In the two-star restaurant Noma, chef René Redzepi lets all chefs de partie openly share their ideas to make more creative and better choices for the menu. In this example of a high performance team, people feel comfortable making mistakes and they all have a shared willingness and desire to learn from failure. In a sporting context, it is more about taking tactical or technical risks during a training or competition without this risk being penalized or being called back when it fails. It is unlikely that one will not experience meaningful development if one is not allowed to be innovative or creative. People will then be more likely to avoid these types of risks.
Psychological safety is therefore often about team dynamics where a stronger level of trust is created. It is therefore a characteristic that is equally variable throughout the continuous creation process of a culture and climate.

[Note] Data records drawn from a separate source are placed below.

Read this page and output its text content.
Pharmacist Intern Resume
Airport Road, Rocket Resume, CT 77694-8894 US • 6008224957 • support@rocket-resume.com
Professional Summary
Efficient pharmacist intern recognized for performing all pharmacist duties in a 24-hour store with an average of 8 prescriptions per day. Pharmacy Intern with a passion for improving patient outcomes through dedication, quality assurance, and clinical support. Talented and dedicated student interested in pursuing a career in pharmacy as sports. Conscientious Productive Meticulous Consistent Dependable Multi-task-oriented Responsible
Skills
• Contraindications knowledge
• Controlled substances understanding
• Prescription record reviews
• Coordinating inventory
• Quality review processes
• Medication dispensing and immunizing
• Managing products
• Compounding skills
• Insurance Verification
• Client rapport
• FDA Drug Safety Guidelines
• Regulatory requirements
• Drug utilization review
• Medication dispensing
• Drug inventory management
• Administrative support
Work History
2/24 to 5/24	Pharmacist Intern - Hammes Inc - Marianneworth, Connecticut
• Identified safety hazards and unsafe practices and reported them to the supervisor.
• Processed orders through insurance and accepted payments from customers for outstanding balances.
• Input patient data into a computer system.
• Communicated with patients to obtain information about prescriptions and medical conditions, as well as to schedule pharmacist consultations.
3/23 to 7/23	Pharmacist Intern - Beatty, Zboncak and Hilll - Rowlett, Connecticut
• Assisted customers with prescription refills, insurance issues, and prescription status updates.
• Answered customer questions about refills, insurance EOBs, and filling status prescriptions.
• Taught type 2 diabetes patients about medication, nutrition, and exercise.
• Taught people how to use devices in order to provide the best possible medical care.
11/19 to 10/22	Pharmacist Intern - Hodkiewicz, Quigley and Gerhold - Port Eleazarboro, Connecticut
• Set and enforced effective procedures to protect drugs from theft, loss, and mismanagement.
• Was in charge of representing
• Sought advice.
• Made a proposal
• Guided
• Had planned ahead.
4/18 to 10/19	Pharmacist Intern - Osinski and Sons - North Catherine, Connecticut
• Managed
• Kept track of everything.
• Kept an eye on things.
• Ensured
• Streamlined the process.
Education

There are many factors that ensure this, such as in teams where people come and go or even the climate, opponents, injuries, etc. in certain situations.
Top coaches and leaders always seek the right balance between challenge and support to pursue the ambition of sustainable success and well-being. They can always adapt situationally to stay on the right flow. They sense perfectly when more challenge is needed or when it feels unproductive to encourage even more risk taking and it's okay to make mistakes.